Conservatives think that the free market will fix the health care cost-benefits problem. And it might, in a way that I can't currently imagine. But the current system, with medical prices rising every year because of the lack of competition, is simply a drain on our economy.

Insurance is an easy thing to provide when you're providing it for lots and lots of people. You simply observe the average amount of money people pay for health care in a free market, and charge slightly above that. You're guaranteed (to a 99.99% level) to make nearly the exact profit you set out to make. Law of large numbers, right?

But you can be undercut by someone else who's willing to make less of a profit. So you differentiate yourself. You think, why not just own a bunch of good doctors? Then we could have our patients go to doctors we choose who set rates we decide. Those rates will be lower, so we can charge less.

Now the insurance companies own the doctors and people have to effectively choose which company's doctors they want to use. But they don't really get to choose, because in the meantime congress made it so companies can give health insurance as a non-taxed benefit, so people get whatever insurance the company they work for has. So now you've got a market where the consumer has absolutely no say in where the product he has comes from.

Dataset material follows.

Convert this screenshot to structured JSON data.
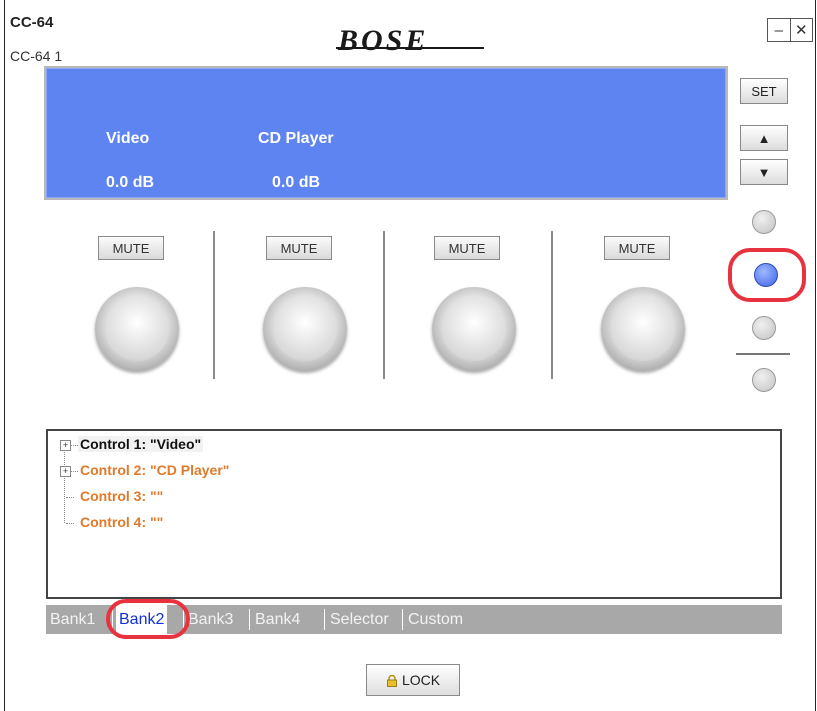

There is no consumer benefit to the health insurance company system. There are massive drawbacks. There is no meaningful competition. Most regions are monopolies.

But insurance is necessary for health care. It is unreasonable to ask people to save enough money to cover an expensive medical procedure. And it is unreasonable to ask people to not require expensive medical procedures. Insurance is a good thing when properly used. It is a tool to allow people to pool risk, so the occasional devastating disaster can be averted. This benefits everyone; can you really say that it's a good thing that someone goes bankrupt because they had a treatable medical condition?

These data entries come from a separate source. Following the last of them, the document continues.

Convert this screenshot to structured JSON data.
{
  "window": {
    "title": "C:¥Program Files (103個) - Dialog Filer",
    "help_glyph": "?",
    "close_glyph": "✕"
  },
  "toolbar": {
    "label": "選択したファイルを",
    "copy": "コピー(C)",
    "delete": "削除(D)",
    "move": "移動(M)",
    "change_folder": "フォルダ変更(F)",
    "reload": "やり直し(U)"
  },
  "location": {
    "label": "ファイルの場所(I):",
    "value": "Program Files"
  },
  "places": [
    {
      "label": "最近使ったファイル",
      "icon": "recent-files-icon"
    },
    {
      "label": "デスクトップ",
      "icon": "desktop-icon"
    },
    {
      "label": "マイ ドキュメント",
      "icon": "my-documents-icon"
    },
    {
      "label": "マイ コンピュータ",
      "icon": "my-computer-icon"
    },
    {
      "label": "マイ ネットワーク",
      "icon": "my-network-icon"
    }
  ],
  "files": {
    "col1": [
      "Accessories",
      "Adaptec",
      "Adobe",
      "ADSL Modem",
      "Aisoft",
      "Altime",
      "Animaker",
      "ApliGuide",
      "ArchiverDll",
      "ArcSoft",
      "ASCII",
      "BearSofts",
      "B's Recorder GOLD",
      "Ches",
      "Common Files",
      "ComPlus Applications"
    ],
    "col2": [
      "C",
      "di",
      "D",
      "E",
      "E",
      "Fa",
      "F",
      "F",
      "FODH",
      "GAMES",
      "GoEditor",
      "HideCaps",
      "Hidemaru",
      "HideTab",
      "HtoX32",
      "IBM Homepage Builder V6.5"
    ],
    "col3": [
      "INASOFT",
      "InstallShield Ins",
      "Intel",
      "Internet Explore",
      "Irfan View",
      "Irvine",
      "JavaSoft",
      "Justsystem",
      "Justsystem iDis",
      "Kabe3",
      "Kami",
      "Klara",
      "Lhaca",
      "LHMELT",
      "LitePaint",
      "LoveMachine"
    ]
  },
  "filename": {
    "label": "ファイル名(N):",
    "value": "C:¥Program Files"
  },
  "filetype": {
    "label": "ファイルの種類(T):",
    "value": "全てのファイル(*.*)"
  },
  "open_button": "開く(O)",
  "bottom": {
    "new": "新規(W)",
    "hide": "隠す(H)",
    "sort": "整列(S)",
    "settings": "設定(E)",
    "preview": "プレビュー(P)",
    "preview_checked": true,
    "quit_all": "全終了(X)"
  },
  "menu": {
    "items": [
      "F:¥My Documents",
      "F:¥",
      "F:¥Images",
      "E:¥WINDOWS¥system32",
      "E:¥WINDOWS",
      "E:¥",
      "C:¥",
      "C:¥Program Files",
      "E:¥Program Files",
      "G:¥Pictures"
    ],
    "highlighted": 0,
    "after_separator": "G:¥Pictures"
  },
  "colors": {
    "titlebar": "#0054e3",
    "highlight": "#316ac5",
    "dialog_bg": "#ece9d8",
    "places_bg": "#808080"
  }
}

So we need some form of insurance. The only thing is, I don't see how the free market can provide this insurance without denying agency to the true free-market participants in healthcare: the patients and the doctors. The free market simply doesn't work for necessary insurance for an inelastic good.

With that in mind, I've reluctantly concluded that the best solution is single-payer healthcare. I don't trust the government to do it well. I think it may lead to less innovation. But honestly I don't see how they could make the on-the-ground medical situation for most of the US population worse than it is now: fearful that you'll get some injury or disease because it will bankrupt you.